Can you prove under pressure?

I found out today whether I could or not!
Yes, I have survived my final exam. Passed. I don't know the exact grade, because as soon as my professor found out that he didn't have to give me an actual grade, he decided not to go to all that trouble. My college at home just pays attention to whether I've passed or not, and today, I passed.

I spent two and a half nervous hours in the study room again today, running through the proofs of the most important theorems because I had been told he'd ask about them, learned the "skeleton proofs", if you will - (just the structure and the rules or theorems you mention as reasons in a proof, not messing around with the actual nitty-gritty steps, because honestly, who has time for double or triple indices inside a linearly independent set during a half hour exam anyway?) until I had at least seven of them memorized. I studied three chapers - the three we covered in the class. Well, okay, two and a half. We didn't do much of the last chapter.  You tell me the name of the theorem, I could tell you how it goes and how to prove it. You tell me one condition about an Endomorphism, I could tell you the six things it was equivalent to. I felt good.

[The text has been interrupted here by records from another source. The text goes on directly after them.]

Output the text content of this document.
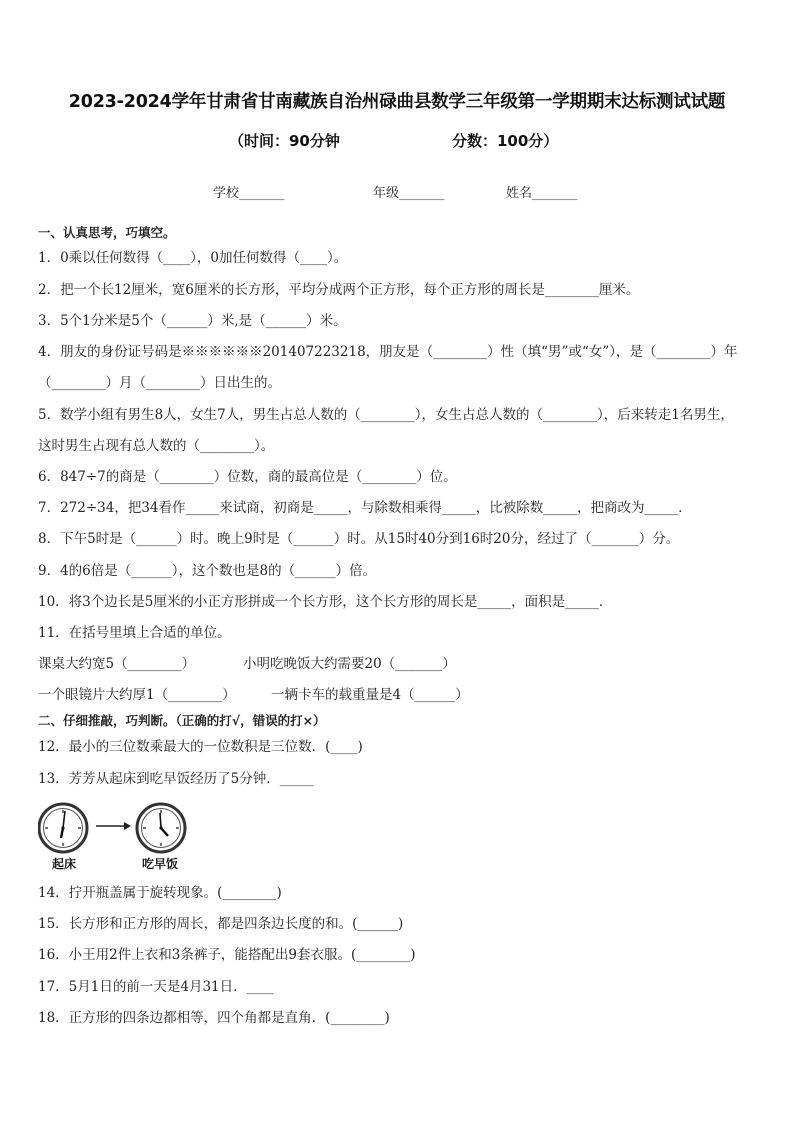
2023-2024学年甘肃省甘南藏族自治州碌曲县数学三年级第一学期期末达标测试试题
（时间：90分钟	分数：100分）
学校_______	年级_______	姓名_______
一、认真思考，巧填空。
1．0乘以任何数得（____），0加任何数得（____）。
2．把一个长12厘米，宽6厘米的长方形，平均分成两个正方形，每个正方形的周长是________厘米。
3．5个1分米是5个（______）米,是（______）米。
4．朋友的身份证号码是※※※※※※201407223218，朋友是（________）性（填“男”或“女”），是（________）年
（________）月（________）日出生的。
5．数学小组有男生8人，女生7人，男生占总人数的（________），女生占总人数的（________），后来转走1名男生，
这时男生占现有总人数的（________）。
6．847÷7的商是（________）位数，商的最高位是（________）位。
7．272÷34，把34看作_____来试商，初商是_____，与除数相乘得_____，比被除数_____，把商改为_____．
8．下午5时是（______）时。晚上9时是（______）时。从15时40分到16时20分，经过了（_______）分。
9．4的6倍是（______），这个数也是8的（______）倍。
10．将3个边长是5厘米的小正方形拼成一个长方形，这个长方形的周长是_____，面积是_____．
11．在括号里填上合适的单位。
课桌大约宽5（________）	小明吃晚饭大约需要20（_______）
一个眼镜片大约厚1（________）	一辆卡车的载重量是4（______）
二、仔细推敲，巧判断。（正确的打√，错误的打×）
12．最小的三位数乘最大的一位数积是三位数．(____)
13．芳芳从起床到吃早饭经历了5分钟．_____
起床	吃早饭
14．拧开瓶盖属于旋转现象。(________)
15．长方形和正方形的周长，都是四条边长度的和。(______)
16．小王用2件上衣和3条裤子，能搭配出9套衣服。(________)
17．5月1日的前一天是4月31日．____
18．正方形的四条边都相等，四个角都是直角．(________)
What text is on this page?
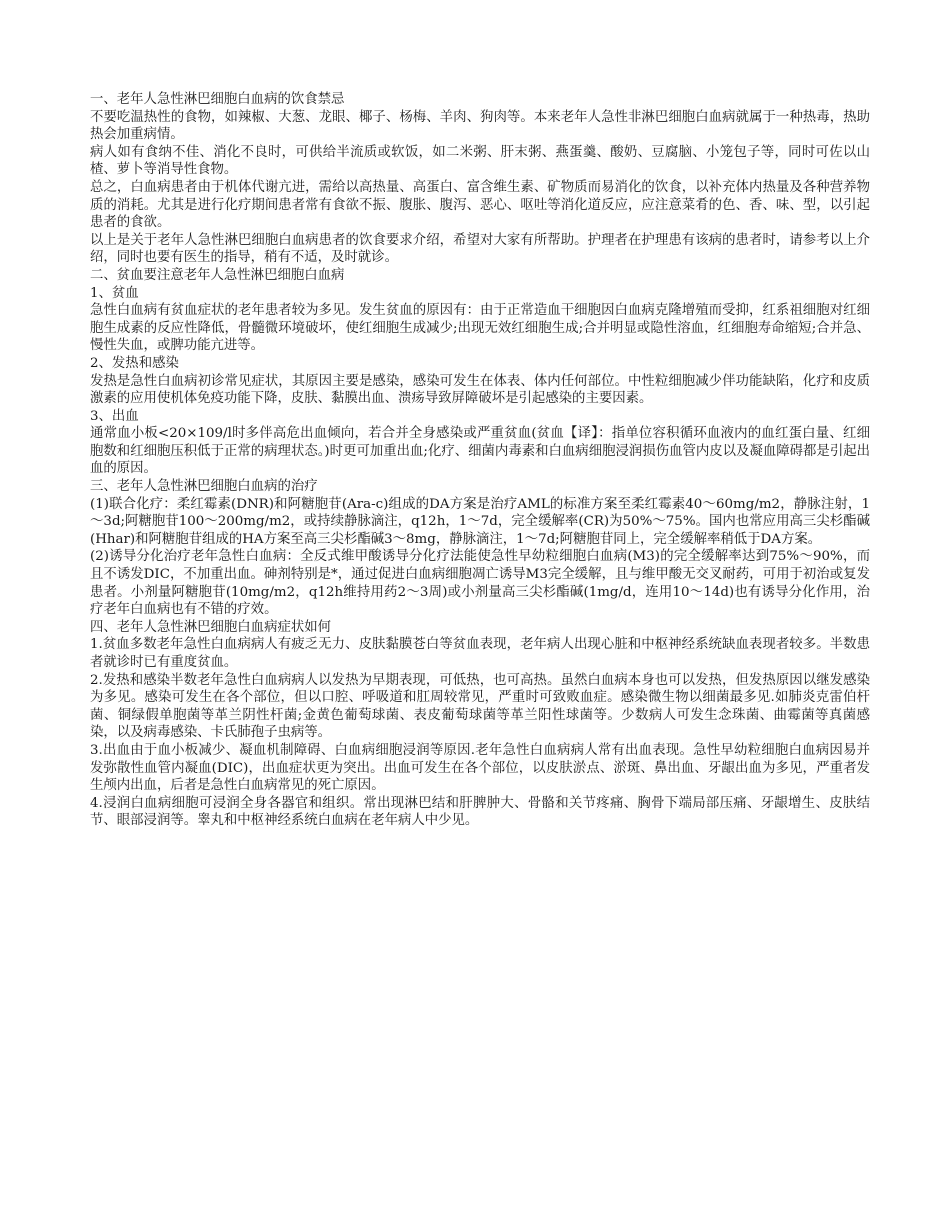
一、老年人急性淋巴细胞白血病的饮食禁忌

不要吃温热性的食物，如辣椒、大葱、龙眼、椰子、杨梅、羊肉、狗肉等。本来老年人急性非淋巴细胞白血病就属于一种热毒，热助热会加重病情。

病人如有食纳不佳、消化不良时，可供给半流质或软饭，如二米粥、肝末粥、燕蛋羹、酸奶、豆腐脑、小笼包子等，同时可佐以山楂、萝卜等消导性食物。

总之，白血病患者由于机体代谢亢进，需给以高热量、高蛋白、富含维生素、矿物质而易消化的饮食，以补充体内热量及各种营养物质的消耗。尤其是进行化疗期间患者常有食欲不振、腹胀、腹泻、恶心、呕吐等消化道反应，应注意菜肴的色、香、味、型，以引起患者的食欲。

以上是关于老年人急性淋巴细胞白血病患者的饮食要求介绍，希望对大家有所帮助。护理者在护理患有该病的患者时，请参考以上介绍，同时也要有医生的指导，稍有不适，及时就诊。

二、贫血要注意老年人急性淋巴细胞白血病

1、贫血

急性白血病有贫血症状的老年患者较为多见。发生贫血的原因有：由于正常造血干细胞因白血病克隆增殖而受抑，红系祖细胞对红细胞生成素的反应性降低，骨髓微环境破坏，使红细胞生成减少;出现无效红细胞生成;合并明显或隐性溶血，红细胞寿命缩短;合并急、慢性失血，或脾功能亢进等。

2、发热和感染

发热是急性白血病初诊常见症状，其原因主要是感染，感染可发生在体表、体内任何部位。中性粒细胞减少伴功能缺陷，化疗和皮质激素的应用使机体免疫功能下降，皮肤、黏膜出血、溃疡导致屏障破坏是引起感染的主要因素。

3、出血

通常血小板<20×109/l时多伴高危出血倾向，若合并全身感染或严重贫血(贫血【译】：指单位容积循环血液内的血红蛋白量、红细胞数和红细胞压积低于正常的病理状态。)时更可加重出血;化疗、细菌内毒素和白血病细胞浸润损伤血管内皮以及凝血障碍都是引起出血的原因。

三、老年人急性淋巴细胞白血病的治疗

(1)联合化疗：柔红霉素(DNR)和阿糖胞苷(Ara-c)组成的DA方案是治疗AML的标准方案至柔红霉素40～60mg/m2，静脉注射，1～3d;阿糖胞苷100～200mg/m2，或持续静脉滴注，q12h，1～7d，完全缓解率(CR)为50%～75%。国内也常应用高三尖杉酯碱(Hhar)和阿糖胞苷组成的HA方案至高三尖杉酯碱3～8mg，静脉滴注，1～7d;阿糖胞苷同上，完全缓解率稍低于DA方案。

(2)诱导分化治疗老年急性白血病：全反式维甲酸诱导分化疗法能使急性早幼粒细胞白血病(M3)的完全缓解率达到75%～90%，而且不诱发DIC，不加重出血。砷剂特别是*，通过促进白血病细胞凋亡诱导M3完全缓解，且与维甲酸无交叉耐药，可用于初治或复发患者。小剂量阿糖胞苷(10mg/m2，q12h维持用药2～3周)或小剂量高三尖杉酯碱(1mg/d，连用10～14d)也有诱导分化作用，治疗老年白血病也有不错的疗效。

四、老年人急性淋巴细胞白血病症状如何

1.贫血多数老年急性白血病病人有疲乏无力、皮肤黏膜苍白等贫血表现，老年病人出现心脏和中枢神经系统缺血表现者较多。半数患者就诊时已有重度贫血。

2.发热和感染半数老年急性白血病病人以发热为早期表现，可低热，也可高热。虽然白血病本身也可以发热，但发热原因以继发感染为多见。感染可发生在各个部位，但以口腔、呼吸道和肛周较常见，严重时可致败血症。感染微生物以细菌最多见.如肺炎克雷伯杆菌、铜绿假单胞菌等革兰阴性杆菌;金黄色葡萄球菌、表皮葡萄球菌等革兰阳性球菌等。少数病人可发生念珠菌、曲霉菌等真菌感染，以及病毒感染、卡氏肺孢子虫病等。

3.出血由于血小板减少、凝血机制障碍、白血病细胞浸润等原因.老年急性白血病病人常有出血表现。急性早幼粒细胞白血病因易并发弥散性血管内凝血(DIC)，出血症状更为突出。出血可发生在各个部位，以皮肤淤点、淤斑、鼻出血、牙龈出血为多见，严重者发生颅内出血，后者是急性白血病常见的死亡原因。

4.浸润白血病细胞可浸润全身各器官和组织。常出现淋巴结和肝脾肿大、骨骼和关节疼痛、胸骨下端局部压痛、牙龈增生、皮肤结节、眼部浸润等。睾丸和中枢神经系统白血病在老年病人中少见。
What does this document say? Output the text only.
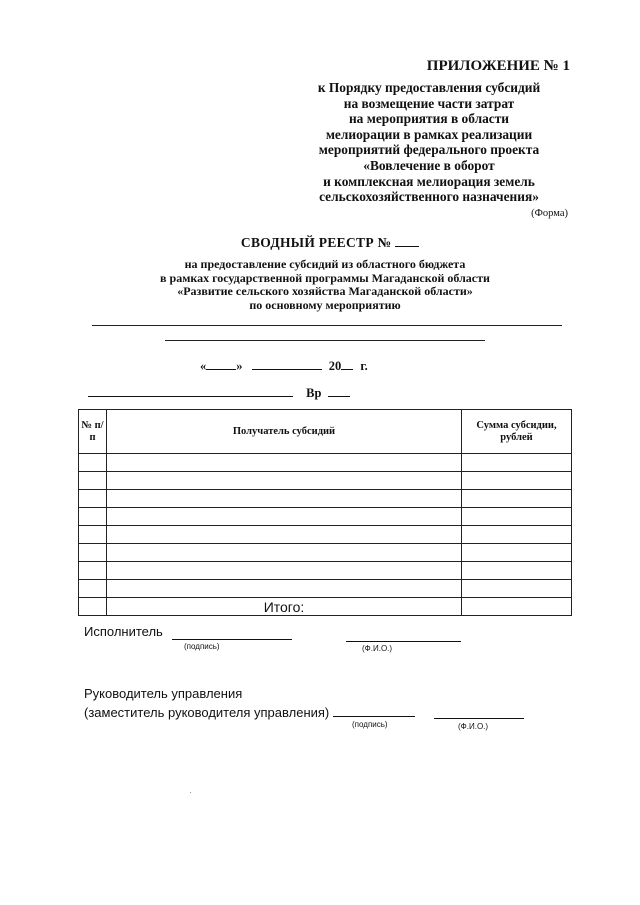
ПРИЛОЖЕНИЕ № 1
к Порядку предоставления субсидий
на возмещение части затрат
на мероприятия в области
мелиорации в рамках реализации
мероприятий федерального проекта
«Вовлечение в оборот
и комплексная мелиорация земель
сельскохозяйственного назначения»
(Форма)
СВОДНЫЙ РЕЕСТР №
на предоставление субсидий из областного бюджета
в рамках государственной программы Магаданской области
«Развитие сельского хозяйства Магаданской области»
по основному мероприятию
« »	20 г.
Вр
№ п/п	Получатель субсидий	Сумма субсидии, рублей

	Итого:	
Исполнитель
(подпись)	(Ф.И.О.)
Руководитель управления
(заместитель руководителя управления)
(подпись)	(Ф.И.О.)
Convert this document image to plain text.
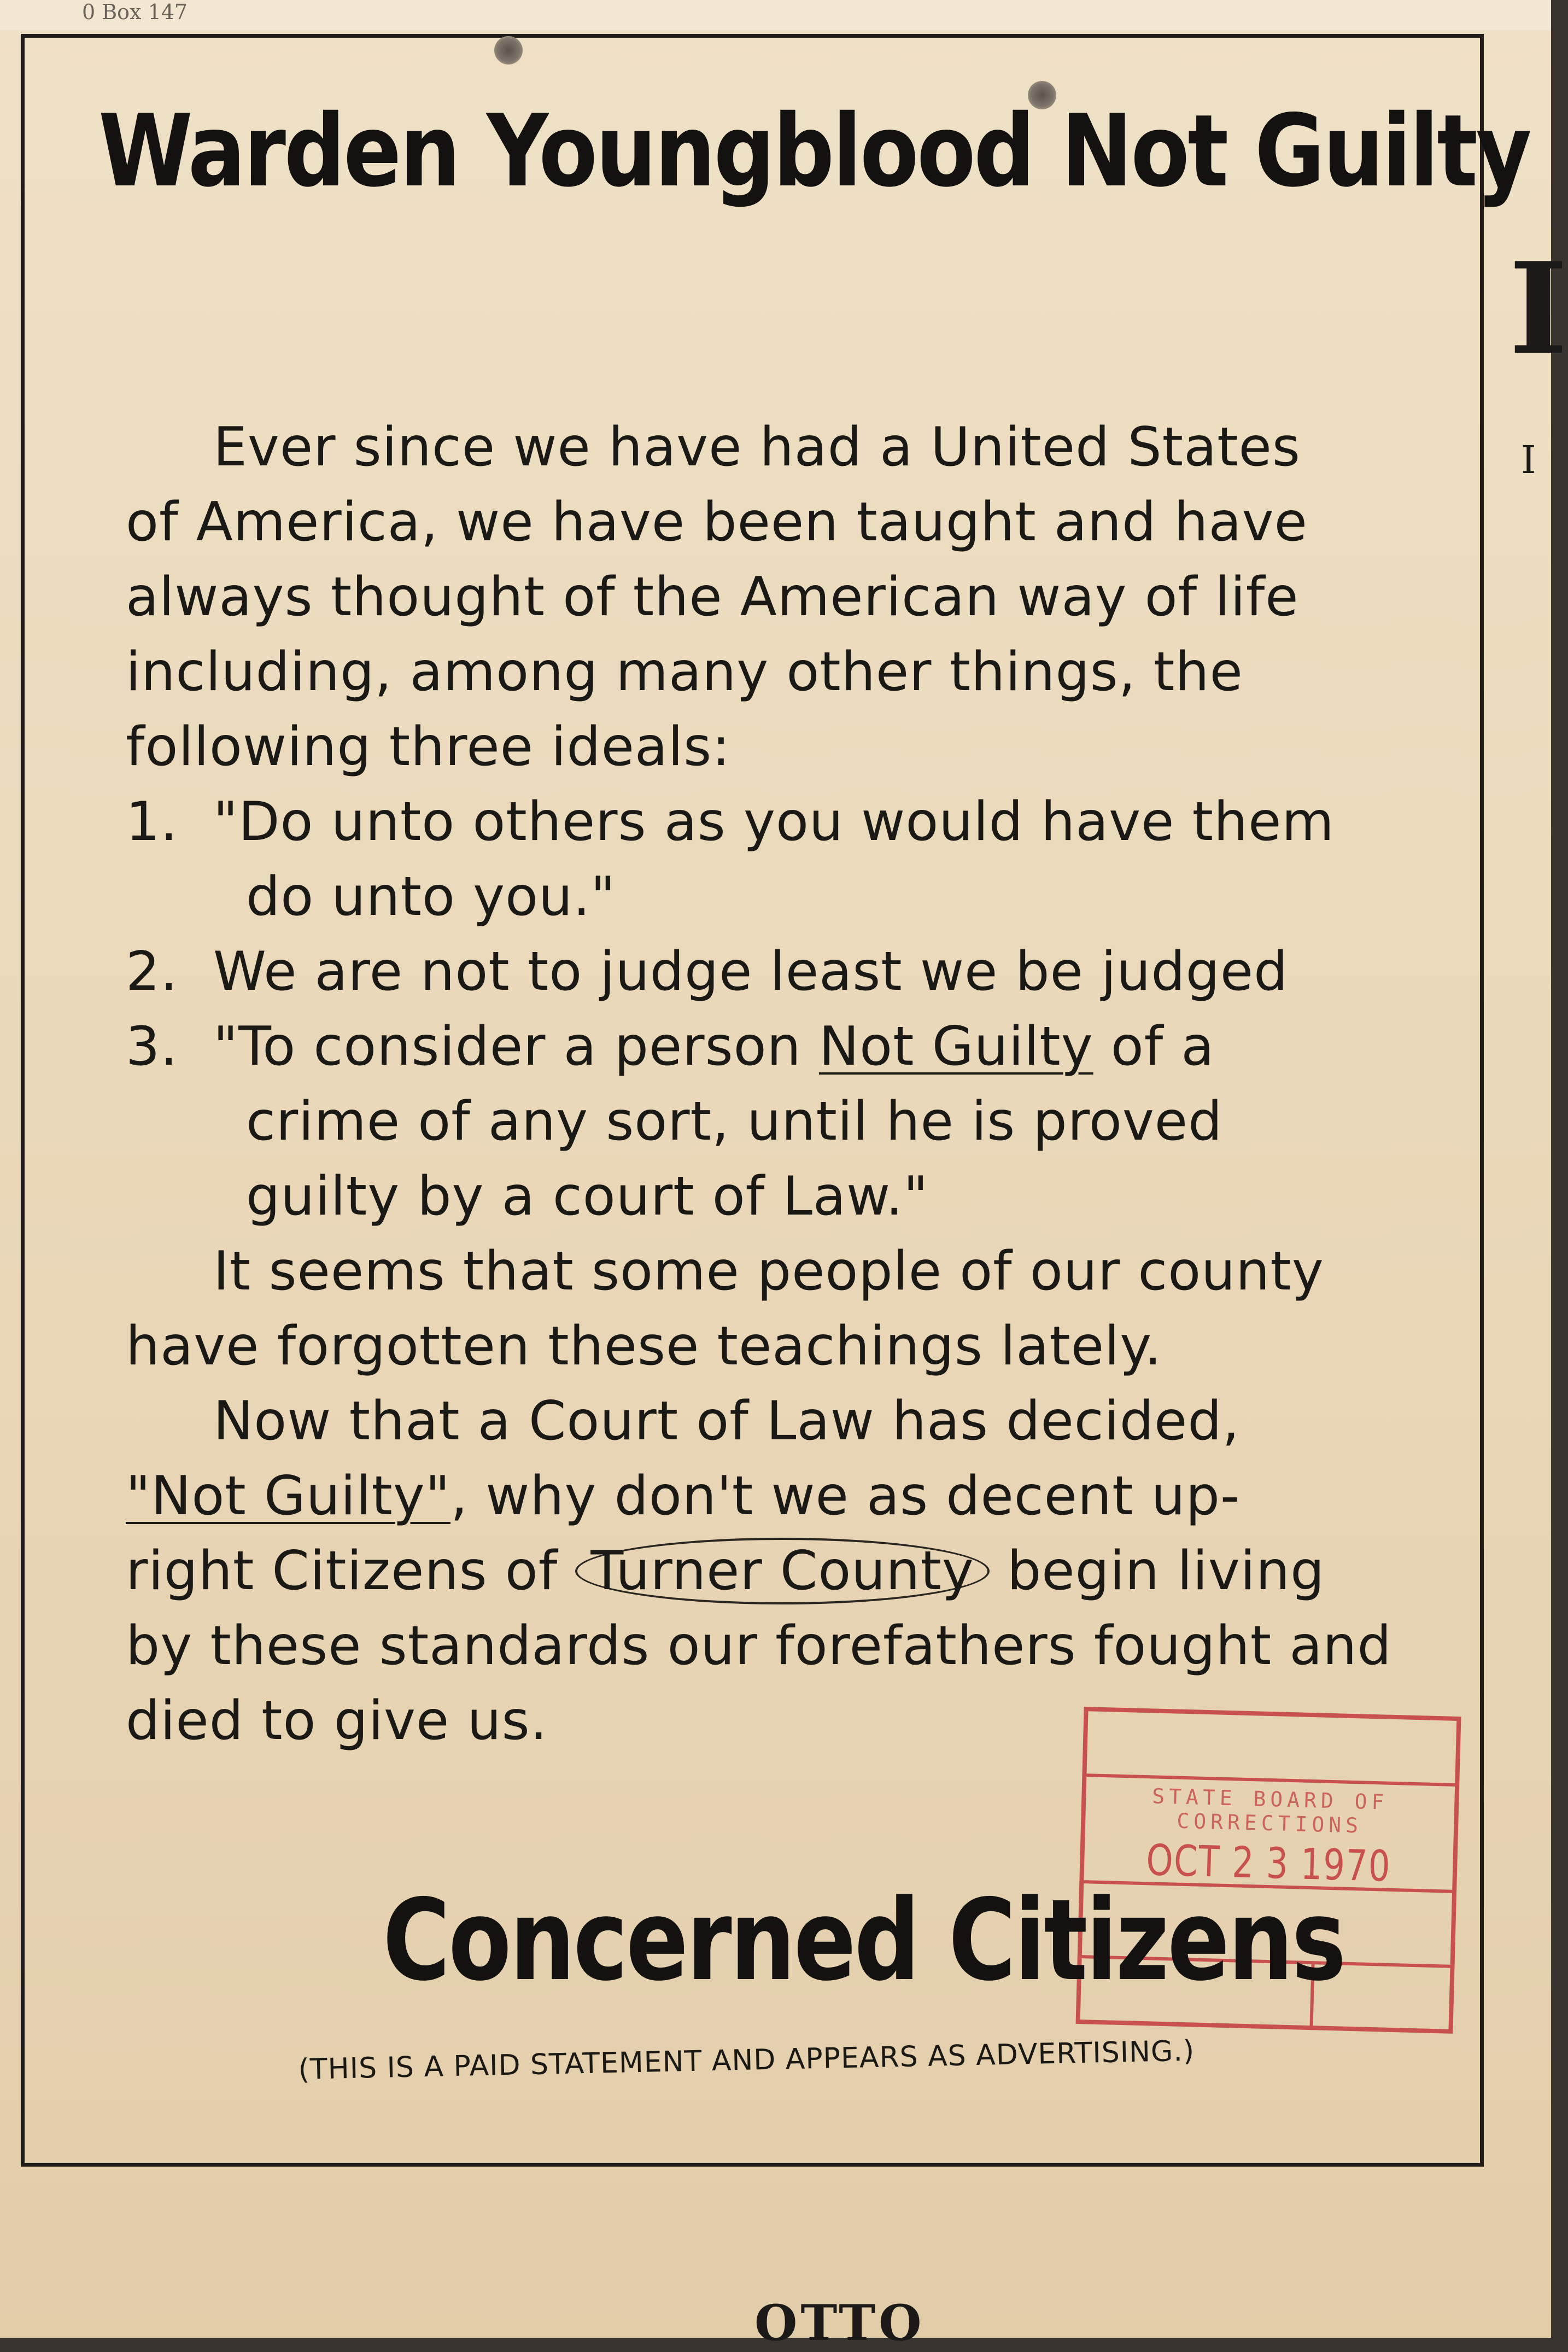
0 Box 147
I
I
OTTO
Warden Youngblood Not Guilty

Ever since we have had a United States

of America, we have been taught and have

always thought of the American way of life

including, among many other things, the

following three ideals:

1. "Do unto others as you would have them

do unto you."

2. We are not to judge least we be judged

3. "To consider a person Not Guilty of a

crime of any sort, until he is proved

guilty by a court of Law."

It seems that some people of our county

have forgotten these teachings lately.

Now that a Court of Law has decided,

"Not Guilty", why don't we as decent up-

right Citizens of Turner County begin living

by these standards our forefathers fought and

died to give us.

STATE BOARD OF
CORRECTIONS
OCT 2 3 1970
Concerned Citizens
(THIS IS A PAID STATEMENT AND APPEARS AS ADVERTISING.)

Anyways, I started taking deep breaths about a half hour before the exam started - I had already started to shake. I don't emotionally get that nervous for things like presentations or exams, but as calm as a lake on a day with no breeze as might be inside my head, my outside is the opposite. I can't write my name without the handwriting becoming squiggly and nervous in itself. My breathing is shallow unless I absolutely concentrate on it. And my voice quavers, too. But I stood in front of the professor's office, head bursting with Cayley-Hamilton, Jordansche-Normalform, Hauptraumzerlegung, Annulators and Eigenvektoren, and managed to knock and go inside.

Just as I knew it would, the half hour exam flew by. It was not quite what I expected. First of all, he only asked about the first of the three chapters we covered in the class. ONLY THE FIRST ONE. What the hell did I learn all the rest for??? That being said, there were also no questions about any of the major theorems, whose proofs I had learned forwards and backwards. Instead, there were tiny proof questions, having to come up with an Endomorphism that isn't diagonalizable on the spot, stuff like that. I wasn't the best at that. Those things are, of course, easy if you already had an example for just that in your head. Once I had an example, since my tools of calculation in linear algebra are quite sharp, I could immediately check if it were an example for that or not, but coming up with the example itself was tricky. I had a few lucky guesses. :)

Overall, there was not a single definition or theorem question that I messed up, but not a proof that I didn't stutter about a bit before I managed to get it. However, given how I had prepared myself, I did pretty well. And, as I thought while pacing outside the professor's door while he decided my grade, there's no way I could have failed. I knew too much for that. And I was right. He opened the door thirty seconds later to tell me just that. He told me that some of my answers could've been just a bit better, but overall it was very good. Then he shook my hand and I left.

And now I'm DONE.

Not bad for an academic year abroad.